Study findings are being presented by Dr. Joaquim Bellmunt from Dana-Farber Cancer Institute on Saturday, Nov. 12th from 11:45 a.m. – 12:00 p.m. ET (Abstract #470).
“There have been few advancements in the treatment of bladder cancer in the past several decades, with chemotherapy being the only option,” said Dr. Dean F. Bajorin, study investigator and medical oncologist at Memorial Sloan Kettering Cancer Center. “These data demonstrate the potential for pembrolizumab to provide a meaningful improvement in overall survival for patients with advanced urothelial cancer who previously have received platinum-containing chemotherapy.”

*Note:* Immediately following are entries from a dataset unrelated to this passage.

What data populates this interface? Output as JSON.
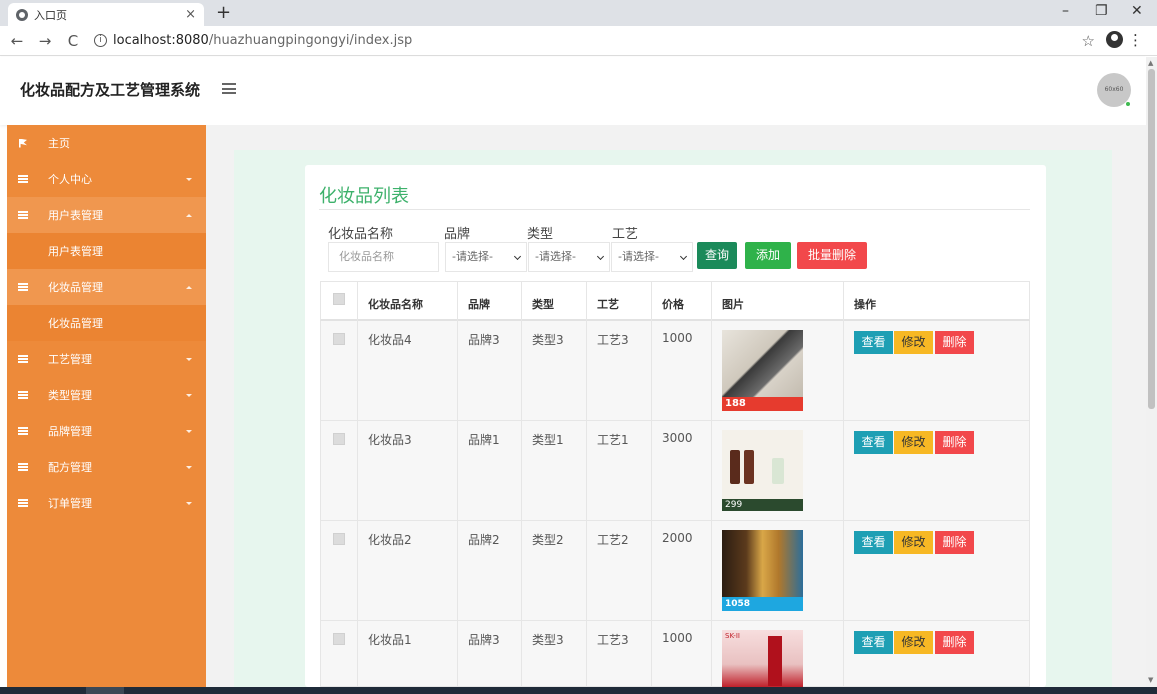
{
  "browser": {
    "tab_title": "入口页",
    "tab_close": "×",
    "new_tab": "+",
    "url_host": "localhost:8080",
    "url_path": "/huazhuangpingongyi/index.jsp",
    "nav_back": "←",
    "nav_forward": "→",
    "nav_reload": "C",
    "info": "i",
    "star": "☆",
    "menu": "⋮",
    "win_min": "–",
    "win_max": "❐",
    "win_close": "✕"
  },
  "header": {
    "brand": "化妆品配方及工艺管理系统",
    "avatar_text": "60x60"
  },
  "sidebar": {
    "items": [
      {
        "label": "主页",
        "icon": "flag-icon"
      },
      {
        "label": "个人中心",
        "icon": "grid-icon"
      },
      {
        "label": "用户表管理",
        "icon": "grid-icon"
      },
      {
        "label": "化妆品管理",
        "icon": "grid-icon"
      },
      {
        "label": "工艺管理",
        "icon": "grid-icon"
      },
      {
        "label": "类型管理",
        "icon": "grid-icon"
      },
      {
        "label": "品牌管理",
        "icon": "grid-icon"
      },
      {
        "label": "配方管理",
        "icon": "grid-icon"
      },
      {
        "label": "订单管理",
        "icon": "grid-icon"
      }
    ],
    "submenus": [
      "用户表管理",
      "化妆品管理"
    ]
  },
  "main": {
    "title": "化妆品列表",
    "filters": {
      "name_label": "化妆品名称",
      "name_placeholder": "化妆品名称",
      "brand_label": "品牌",
      "type_label": "类型",
      "craft_label": "工艺",
      "select_placeholder": "-请选择-"
    },
    "buttons": {
      "search": "查询",
      "add": "添加",
      "batch_delete": "批量删除"
    },
    "table": {
      "headers": [
        "化妆品名称",
        "品牌",
        "类型",
        "工艺",
        "价格",
        "图片",
        "操作"
      ],
      "rows": [
        {
          "name": "化妆品4",
          "brand": "品牌3",
          "type": "类型3",
          "craft": "工艺3",
          "price": "1000",
          "promo": "188"
        },
        {
          "name": "化妆品3",
          "brand": "品牌1",
          "type": "类型1",
          "craft": "工艺1",
          "price": "3000",
          "promo": "299"
        },
        {
          "name": "化妆品2",
          "brand": "品牌2",
          "type": "类型2",
          "craft": "工艺2",
          "price": "2000",
          "promo": "1058"
        },
        {
          "name": "化妆品1",
          "brand": "品牌3",
          "type": "类型3",
          "craft": "工艺3",
          "price": "1000",
          "promo": "SK-II"
        }
      ],
      "actions": {
        "view": "查看",
        "edit": "修改",
        "delete": "删除"
      }
    }
  },
  "colors": {
    "sidebar": "#ed8a3a",
    "title_green": "#3db16b",
    "search_btn": "#1b8a5a",
    "add_btn": "#2fb24a",
    "delete_btn": "#f2484b",
    "view_btn": "#1e9fb4",
    "edit_btn": "#f7b824"
  }
}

The KEYTRUDA (pembrolizumab) clinical development program includes more than 30 tumor types in more than 360 clinical trials, including nearly 200 trials that combine KEYTRUDA with other cancer treatments. Currently, Merck has the largest immuno-oncology clinical development program in bladder cancer, with 27 trials underway involving KEYTRUDA as monotherapy and in combination, including four registration-enabling studies.
Findings from KEYNOTE-045
KEYNOTE-045 is a randomized, pivotal, phase 3 study evaluating KEYTRUDA monotherapy compared to investigator-choice chemotherapy (paclitaxel, docetaxel, vinflunine) in the treatment of patients with metastatic or locally advanced, unresectable (inoperable) urothelial cancer (urothelial carcinoma of the renal pelvis, ureter, bladder, or urethra) that has recurred or progressed following platinum-based chemotherapy. The co-primary endpoints are OS and progression-free survival (PFS); secondary endpoints are overall response rate (ORR), duration of response, and safety. The study randomized 542 patients to receive KEYTRUDA (200 mg every three weeks) (n=270) or investigator-choice chemotherapy (n=272) – either paclitaxel (175 mg/m2 every three weeks), docetaxel (75 mg/m2 every three weeks), or vinflunine (320 mg/m2 every three weeks). The study was designed to assess key endpoints in patients with or without PD-L1 expression (the total study population, n=542), as well as in patients with PD-L1 expressing tumors (expression of 10% or more) (n=74/270 in the KEYTRUDA arm; n=90/272 in the chemotherapy arm).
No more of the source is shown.